Heatmaps of predictor error rates for H3N2 DEE2 dataset. The heatmaps of the sample-specific predictor error rate for classifying states 2,3,4 and 5, defined in Fig. 2, for samples in the H3N2 DEE2 dataset. The figure shows the difference between the error rates of the standard predictor (no reference) and the error rates of the reference-aided predictor (with reference) for H3N2 DEE2. The entries in red have higher error rate using the standard predictor than the reference-aided predictor, and vice versa

The different roles of the biomarkers that were automatically selected by the reference-aided predictor yields insight into these accuracy improvements. For concreteness, we focus on the H3N2 dataset. See Additional file 1 for analysis of the biomarkers selected in the HRV, RSV and H1N1 datasets. The variables that were frequently selected by the reference-aided predictors are shown in Fig. 6 a for H3N2. The genes in this figure were selected with frequency at least 70 %; i.e., they were included in the trained reference-aided classifier in at least 70 % of the training-test partition sets. The genes are ordered according to the cluster order illustrated in panel B. The bars in Fig. 6 a represent the average value of the weight w(r e f) applied to a specific gene in the reference sample (R), denoted as yellow bar, and the weight w(t a r g e t) applied to the same gene in the target sample (T), denoted as a green bar. These selected biomarkers can be grouped into two categories: (1) contrasting genes (R and T weights have opposite sign); and (2) reinforcing genes (R and T weights have the same sign). Contrasting genes are selected by the predictor for their differential expression between R and T, while reinforcing genes do not differentially express but rather serve to normalize the other variables (recall that the gene probes were log transformed in the RMA normalization).

Fig. 6
figure 6

Biomarkers selected by reference-aided predictor. The top figures in (a) show the genes selected by the proposed reference-aided predictor with selection frequency ≥70 % for the 4 different score functions for states 2,3,4,5. The value of the classifier weights for each of the score functions are shown as yellow bars (weights applied to reference sample R) and green bars (weights applied to target sample T). Note that genes having yellow and green bars of opposite sign are contrasting information in R vs T while genes having these bars with the same sign are reinforcing information in R and T. The bottom figures in (b) show the expression of the genes shown in (a) averaged over the uninfected subjects (left) and infected subjects (right). The expression levels are normalized such that the maximum and minimum of each gene achieve 1 and −1 respectively. Let the averaged expression at time t be z(t), the maximum of z(t) be z max , and the minimum be z max . The normalized expression levels are computed as \(\tilde z(t)= 2\times \left [z(t)-0.5\times (z_{\textit {max}}+z_{\textit {min}})\right ]/(z_{\textit {max}}-z_{\textit {min}})\)

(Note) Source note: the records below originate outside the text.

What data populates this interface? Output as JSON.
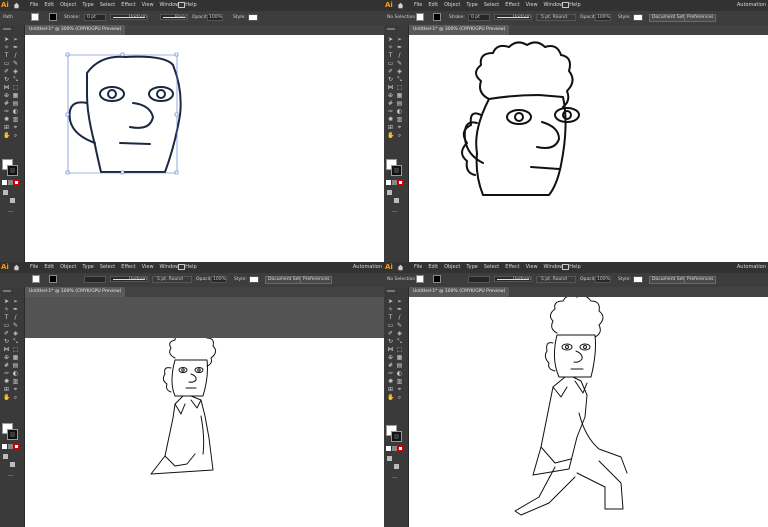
{
  "app": {
    "logo": "Ai",
    "menu": [
      "File",
      "Edit",
      "Object",
      "Type",
      "Select",
      "Effect",
      "View",
      "Window",
      "Help"
    ],
    "workspace_label": "Automation",
    "home_icon": "home-icon",
    "workspace_icon": "grid-icon"
  },
  "panels": [
    {
      "selection_label": "Path",
      "stroke_label": "Stroke:",
      "stroke_value": "0 pt",
      "profile_label": "Uniform",
      "brush_label": "Basic",
      "opacity_label": "Opacity:",
      "opacity_value": "100%",
      "style_label": "Style:",
      "doc_tab": "Untitled-1* @ 300% (CMYK/GPU Preview)"
    },
    {
      "selection_label": "No Selection",
      "stroke_label": "Stroke:",
      "stroke_value": "0 pt",
      "profile_label": "Uniform",
      "brush_label": "5 pt. Round",
      "opacity_label": "Opacity:",
      "opacity_value": "100%",
      "style_label": "Style:",
      "document_setup_label": "Document Setup",
      "preferences_label": "Preferences",
      "doc_tab": "Untitled-1* @ 300% (CMYK/GPU Preview)"
    },
    {
      "doc_tab": "Untitled-1* @ 100% (CMYK/GPU Preview)",
      "profile_label": "Uniform",
      "brush_label": "5 pt. Round",
      "opacity_label": "Opacity:",
      "opacity_value": "100%",
      "style_label": "Style:",
      "document_setup_label": "Document Setup",
      "preferences_label": "Preferences"
    },
    {
      "selection_label": "No Selection",
      "profile_label": "Uniform",
      "brush_label": "5 pt. Round",
      "opacity_label": "Opacity:",
      "opacity_value": "100%",
      "style_label": "Style:",
      "document_setup_label": "Document Setup",
      "preferences_label": "Preferences",
      "doc_tab": "Untitled-1* @ 100% (CMYK/GPU Preview)"
    }
  ],
  "tools": [
    "selection-tool-icon",
    "direct-selection-tool-icon",
    "magic-wand-tool-icon",
    "pen-tool-icon",
    "type-tool-icon",
    "line-tool-icon",
    "rectangle-tool-icon",
    "paintbrush-tool-icon",
    "shaper-tool-icon",
    "eraser-tool-icon",
    "rotate-tool-icon",
    "scale-tool-icon",
    "width-tool-icon",
    "free-transform-tool-icon",
    "shape-builder-tool-icon",
    "perspective-grid-tool-icon",
    "mesh-tool-icon",
    "gradient-tool-icon",
    "eyedropper-tool-icon",
    "blend-tool-icon",
    "symbol-sprayer-tool-icon",
    "column-graph-tool-icon",
    "artboard-tool-icon",
    "slice-tool-icon",
    "hand-tool-icon",
    "zoom-tool-icon"
  ],
  "colors": {
    "ui_dark": "#323232",
    "ui_mid": "#535353",
    "accent": "#ff9a00",
    "selection_blue": "#4a6fcf",
    "stroke": "#111111"
  }
}
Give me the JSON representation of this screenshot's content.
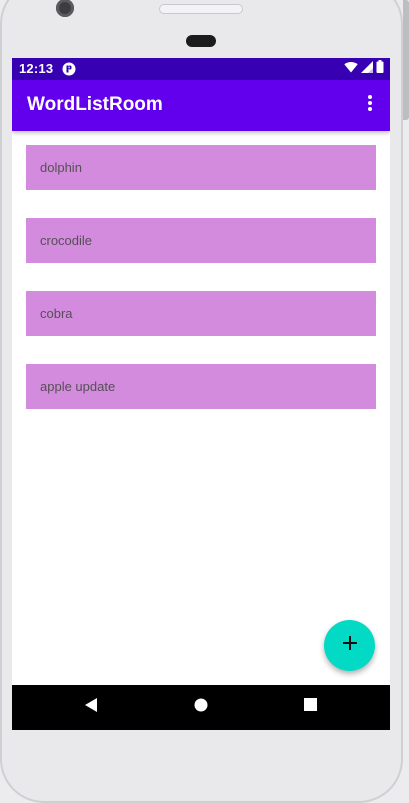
{
  "status_bar": {
    "time": "12:13",
    "background": "#3700b3",
    "icons": [
      "app-notification-icon",
      "wifi-icon",
      "signal-icon",
      "battery-icon"
    ]
  },
  "app_bar": {
    "title": "WordListRoom",
    "background": "#6200ee",
    "menu_icon": "more-vert-icon"
  },
  "words": [
    {
      "text": "dolphin"
    },
    {
      "text": "crocodile"
    },
    {
      "text": "cobra"
    },
    {
      "text": "apple update"
    }
  ],
  "item_color": "#d38bdd",
  "fab": {
    "icon": "plus-icon",
    "color": "#03dac5"
  },
  "navigation": {
    "buttons": [
      "back-icon",
      "home-icon",
      "recents-icon"
    ]
  }
}
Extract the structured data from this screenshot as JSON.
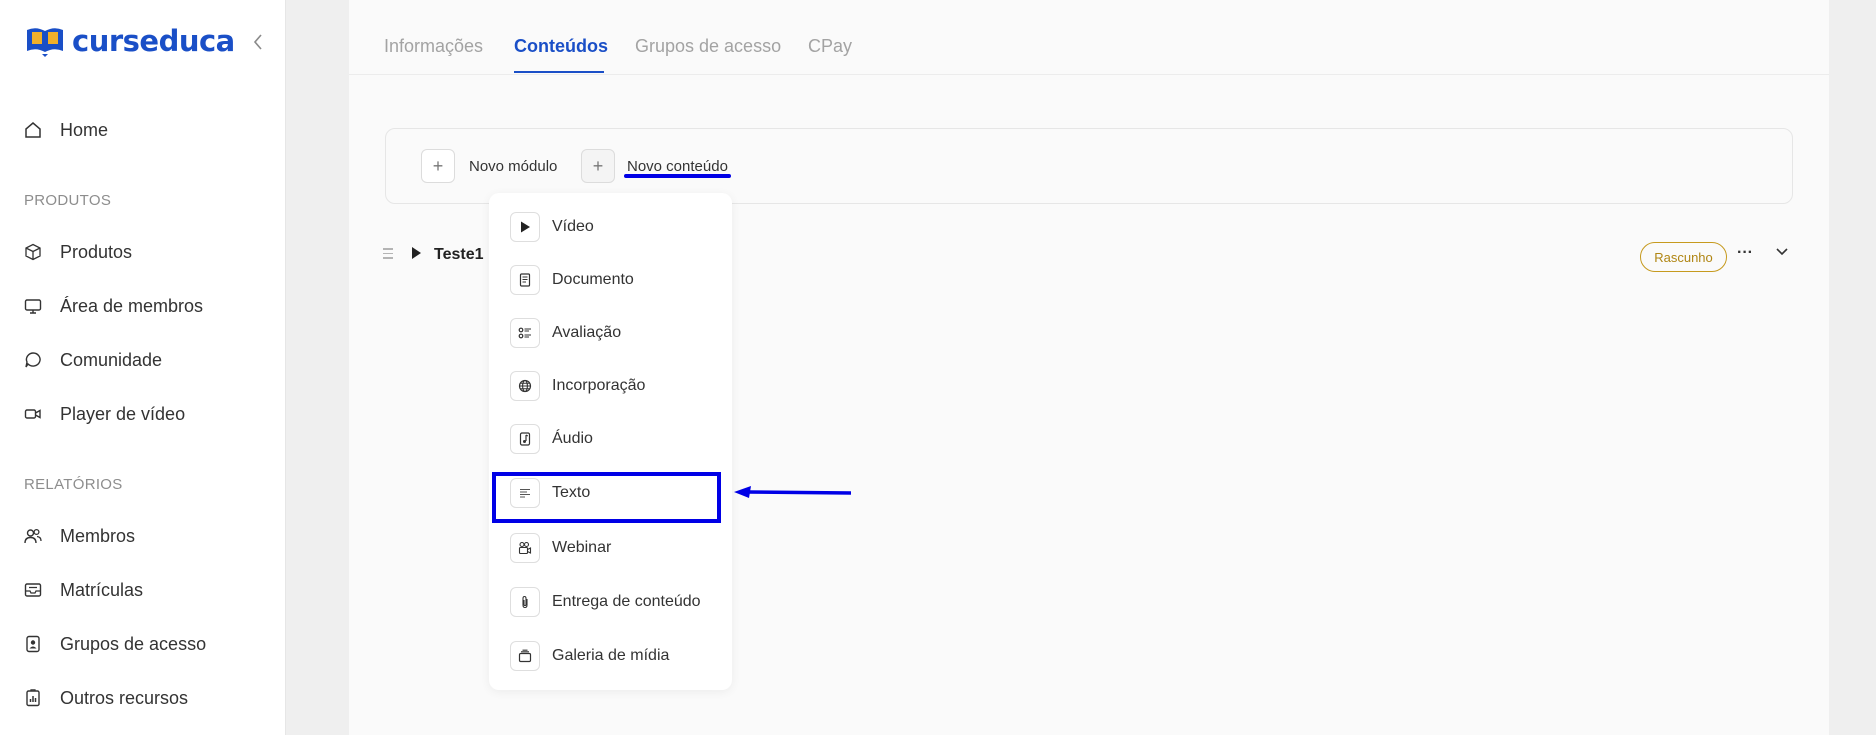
{
  "brand": {
    "name": "curseduca",
    "color": "#1a4fc7"
  },
  "sidebar": {
    "collapse_icon": "chevron-left-icon",
    "home": {
      "label": "Home",
      "icon": "home-icon"
    },
    "sections": [
      {
        "label": "PRODUTOS",
        "items": [
          {
            "label": "Produtos",
            "icon": "box-icon"
          },
          {
            "label": "Área de membros",
            "icon": "monitor-icon"
          },
          {
            "label": "Comunidade",
            "icon": "chat-icon"
          },
          {
            "label": "Player de vídeo",
            "icon": "video-camera-icon"
          }
        ]
      },
      {
        "label": "RELATÓRIOS",
        "items": [
          {
            "label": "Membros",
            "icon": "users-icon"
          },
          {
            "label": "Matrículas",
            "icon": "inbox-icon"
          },
          {
            "label": "Grupos de acesso",
            "icon": "badge-icon"
          },
          {
            "label": "Outros recursos",
            "icon": "report-icon"
          }
        ]
      }
    ]
  },
  "tabs": [
    {
      "label": "Informações",
      "active": false
    },
    {
      "label": "Conteúdos",
      "active": true
    },
    {
      "label": "Grupos de acesso",
      "active": false
    },
    {
      "label": "CPay",
      "active": false
    }
  ],
  "actions": {
    "new_module": "Novo módulo",
    "new_content": "Novo conteúdo",
    "plus_glyph": "+"
  },
  "module": {
    "title": "Teste1",
    "status": "Rascunho",
    "more": "···",
    "status_color": "#c69a1e"
  },
  "dropdown": {
    "items": [
      {
        "label": "Vídeo",
        "icon": "play-icon"
      },
      {
        "label": "Documento",
        "icon": "document-icon"
      },
      {
        "label": "Avaliação",
        "icon": "checklist-icon"
      },
      {
        "label": "Incorporação",
        "icon": "globe-icon"
      },
      {
        "label": "Áudio",
        "icon": "music-note-icon"
      },
      {
        "label": "Texto",
        "icon": "text-lines-icon",
        "highlighted": true
      },
      {
        "label": "Webinar",
        "icon": "webinar-camera-icon"
      },
      {
        "label": "Entrega de conteúdo",
        "icon": "paperclip-icon"
      },
      {
        "label": "Galeria de mídia",
        "icon": "gallery-icon"
      }
    ]
  },
  "annotation_color": "#0000e6"
}
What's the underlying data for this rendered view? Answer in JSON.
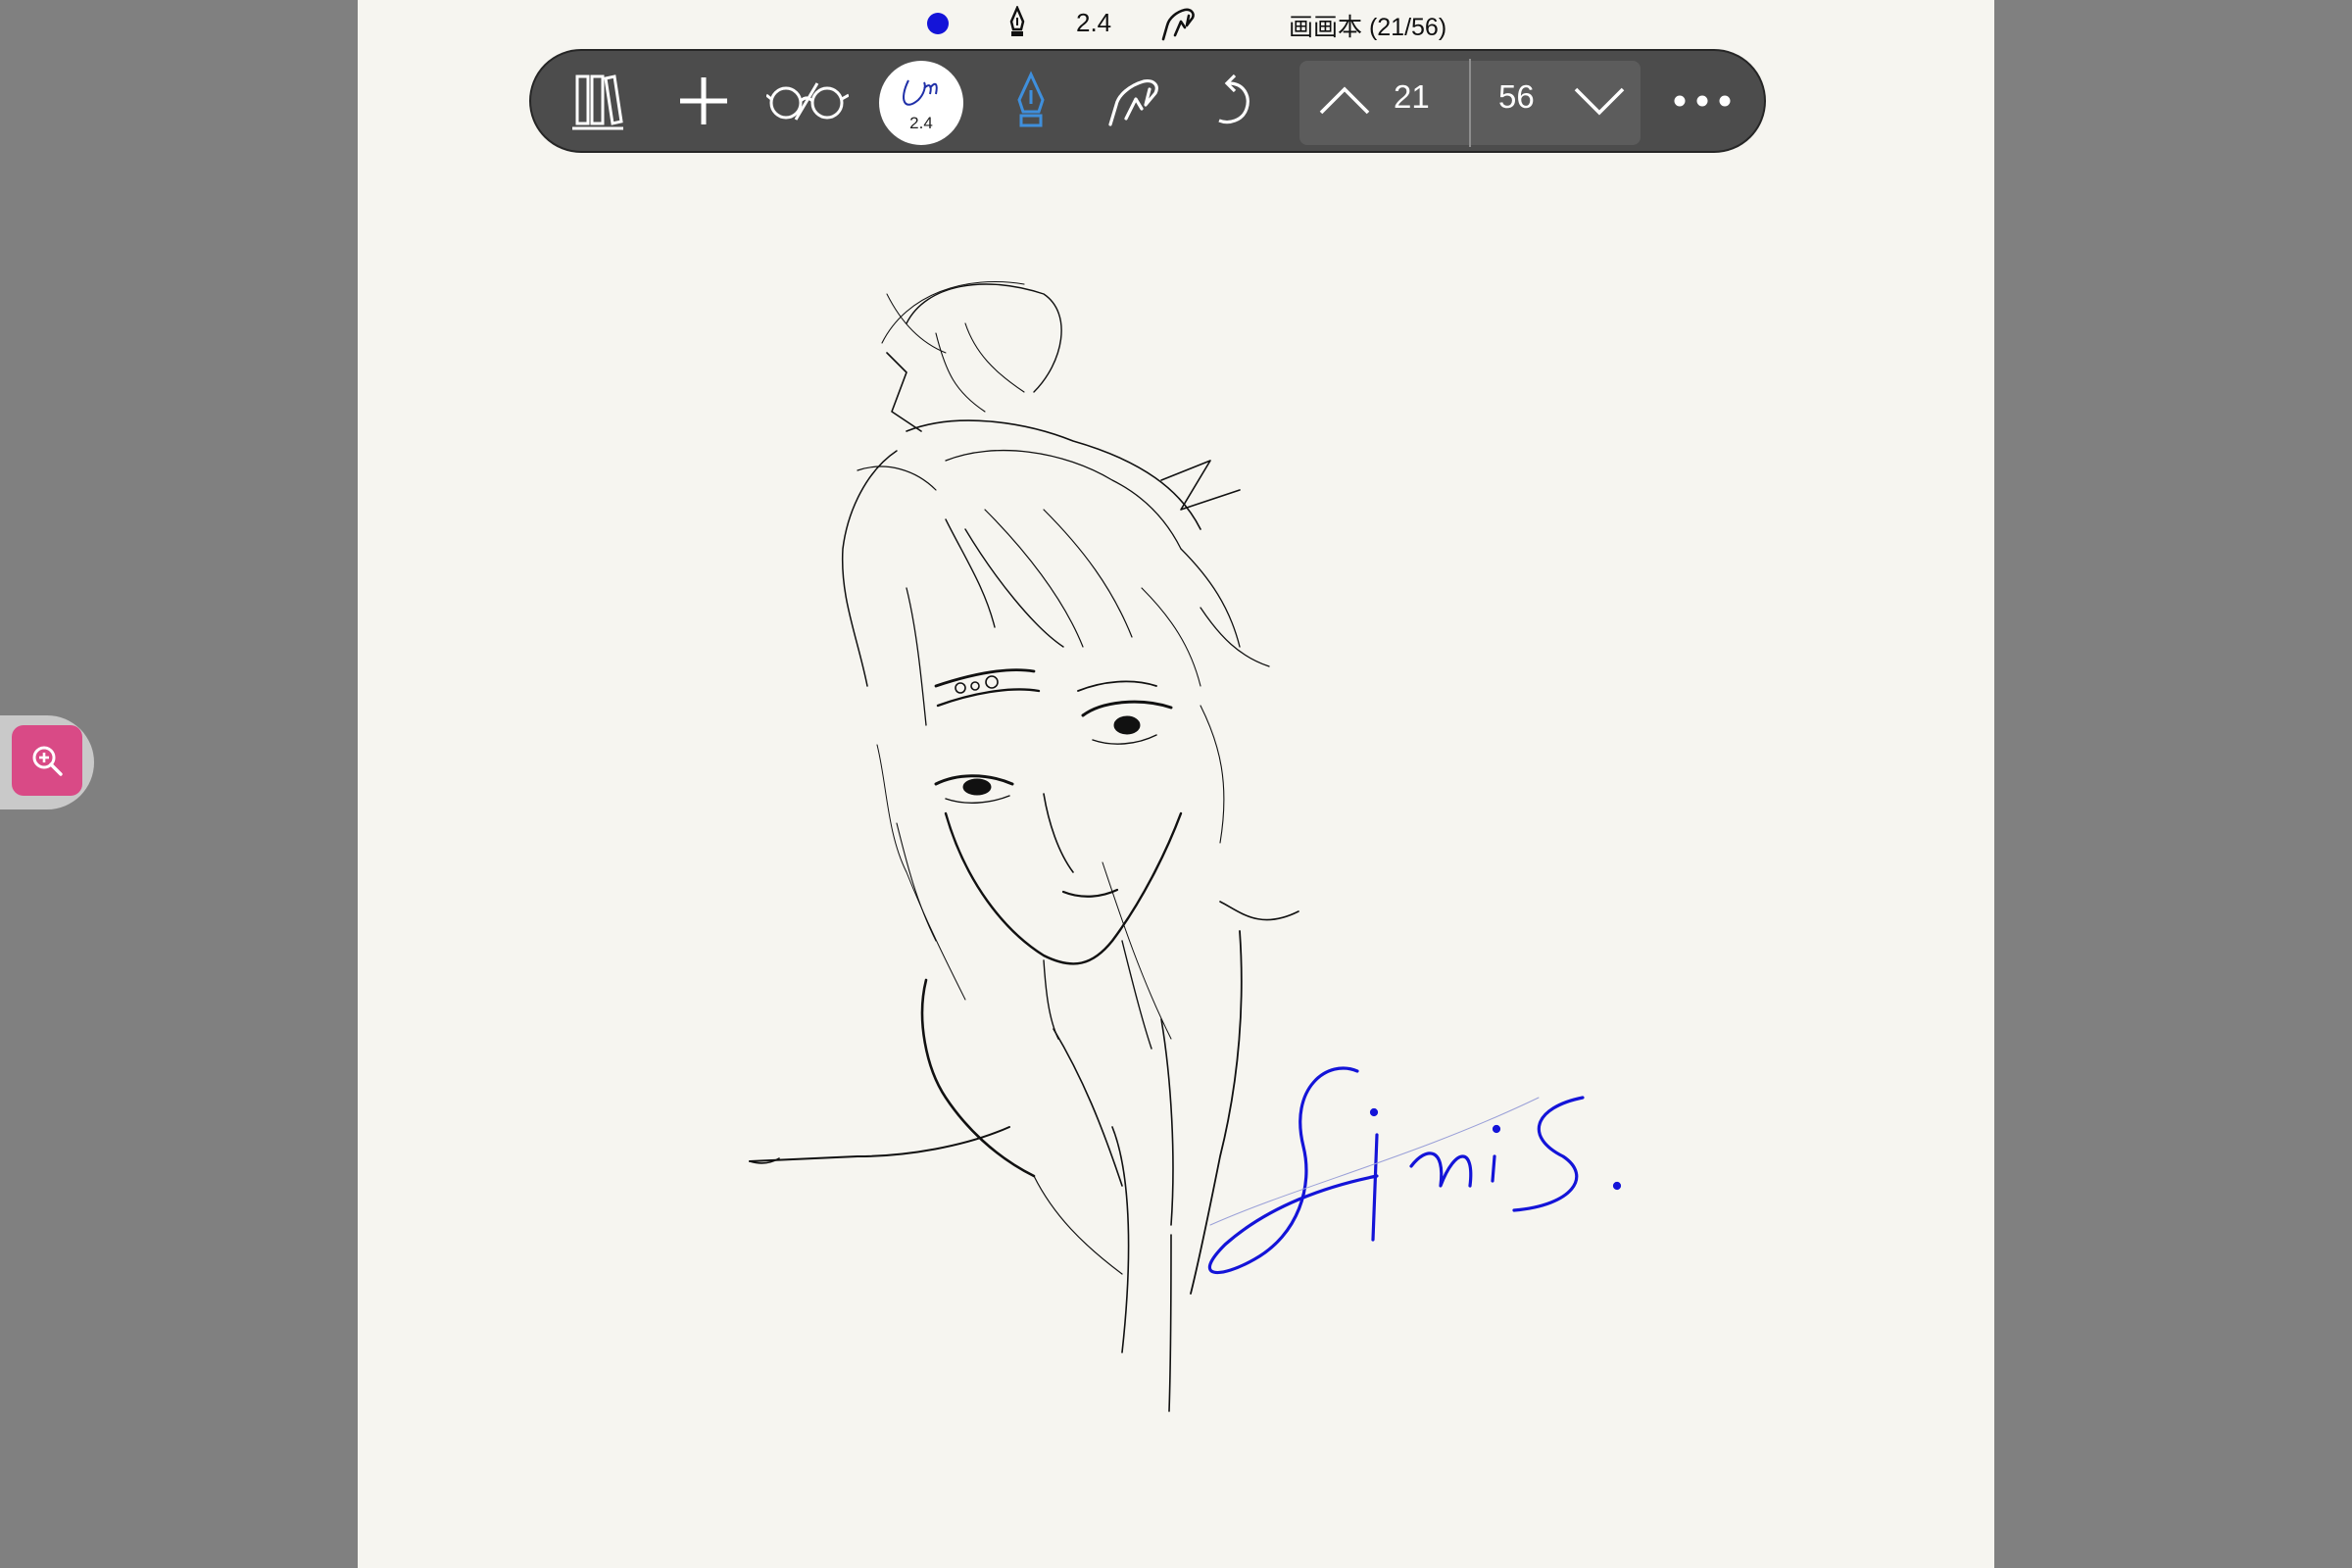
{
  "status_bar": {
    "pen_color": "#1414d8",
    "pen_icon": "fountain-pen-icon",
    "pen_width": "2.4",
    "hand_icon": "palm-rejection-hand-icon",
    "notebook_title": "画画本 (21/56)"
  },
  "toolbar": {
    "library_icon": "bookshelf-icon",
    "add_icon": "plus-icon",
    "view_icon": "reading-glasses-icon",
    "pen_preview_width": "2.4",
    "pen_tool_icon": "pen-nib-icon",
    "pen_tool_color": "#3f8fdc",
    "hand_tool_icon": "hand-draw-icon",
    "undo_icon": "undo-icon",
    "prev_page_icon": "chevron-up-icon",
    "current_page": "21",
    "total_pages": "56",
    "next_page_icon": "chevron-down-icon",
    "more_icon": "more-horizontal-icon"
  },
  "side_panel": {
    "zoom_icon": "zoom-in-icon",
    "accent": "#d94a86"
  },
  "canvas": {
    "background": "#f6f5f0",
    "ink_color": "#111111",
    "signature_color": "#1414d8",
    "signature_text": "Siris."
  }
}
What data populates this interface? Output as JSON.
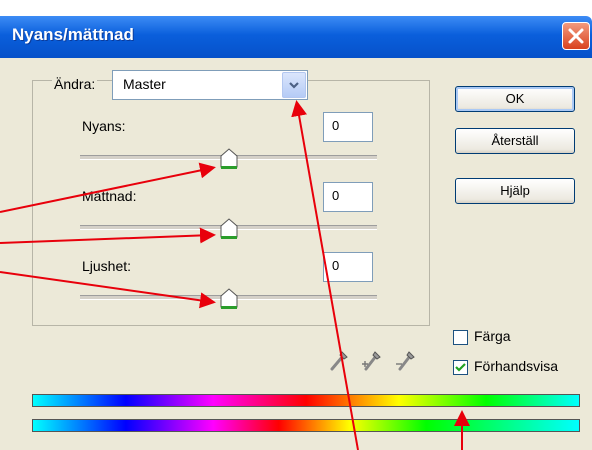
{
  "window": {
    "title": "Nyans/mättnad"
  },
  "edit": {
    "label": "Ändra:",
    "selected": "Master"
  },
  "sliders": [
    {
      "label": "Nyans:",
      "value": "0"
    },
    {
      "label": "Mättnad:",
      "value": "0"
    },
    {
      "label": "Ljushet:",
      "value": "0"
    }
  ],
  "buttons": {
    "ok": "OK",
    "reset": "Återställ",
    "help": "Hjälp"
  },
  "options": {
    "colorize": {
      "label": "Färga",
      "checked": false
    },
    "preview": {
      "label": "Förhandsvisa",
      "checked": true
    }
  },
  "colors": {
    "title_bar": "#0a5fdc",
    "annotation": "#e8000b",
    "thumb_green": "#2a9d2a"
  }
}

An example of a contrasting gene is the interferon induced gene IFI27 which differentially expresses between R and T for states 2, 3, 4 and 5. Interestingly, the signs of the R and T weights for IFI27 are reversed in the score function for state 2 (UnInf) as compared to their signs for the score functions of the other three states (pre-acute Inf, acute-Inf, post-acute Inf): a relative decrease in IFI27 from reference to target sample induces a high UnInf score while a relative increase induces a high Inf score. An example of a reinforcing gene is the immunoglobin lambda variable IGLV3-25 that plays the role of reinforcing the UnInf state (positive contribution to state 2 score) to the detriment of the Inf states (negative contributions to state 3, 4, 5 scores). Another example, that reinforces the Inf states instead of the UnInf state, is the NEDD4 binding protein gene N4BP3. Note that some genes, e.g., PEX13 and LOC26010, take on a contrast role for some states while they take on a normalizing role for other states. Many of the genes that were selected by the reference-aided predictor were not selected by other predictors studied in Table 2. (See Sec. 4.1 in Additional file 1). Since the differential predictor can only form contrasts between reference and target gene probes none of the reinforcing genes. Indeed, we did not find the reinforcing genes, e.g., IGVL3-25, NBP3 and MYOM2 were selected by the differential predictor. The lack of reinforcement genes deprives the differential classifier of potential normalizing variables leading to poorer performance.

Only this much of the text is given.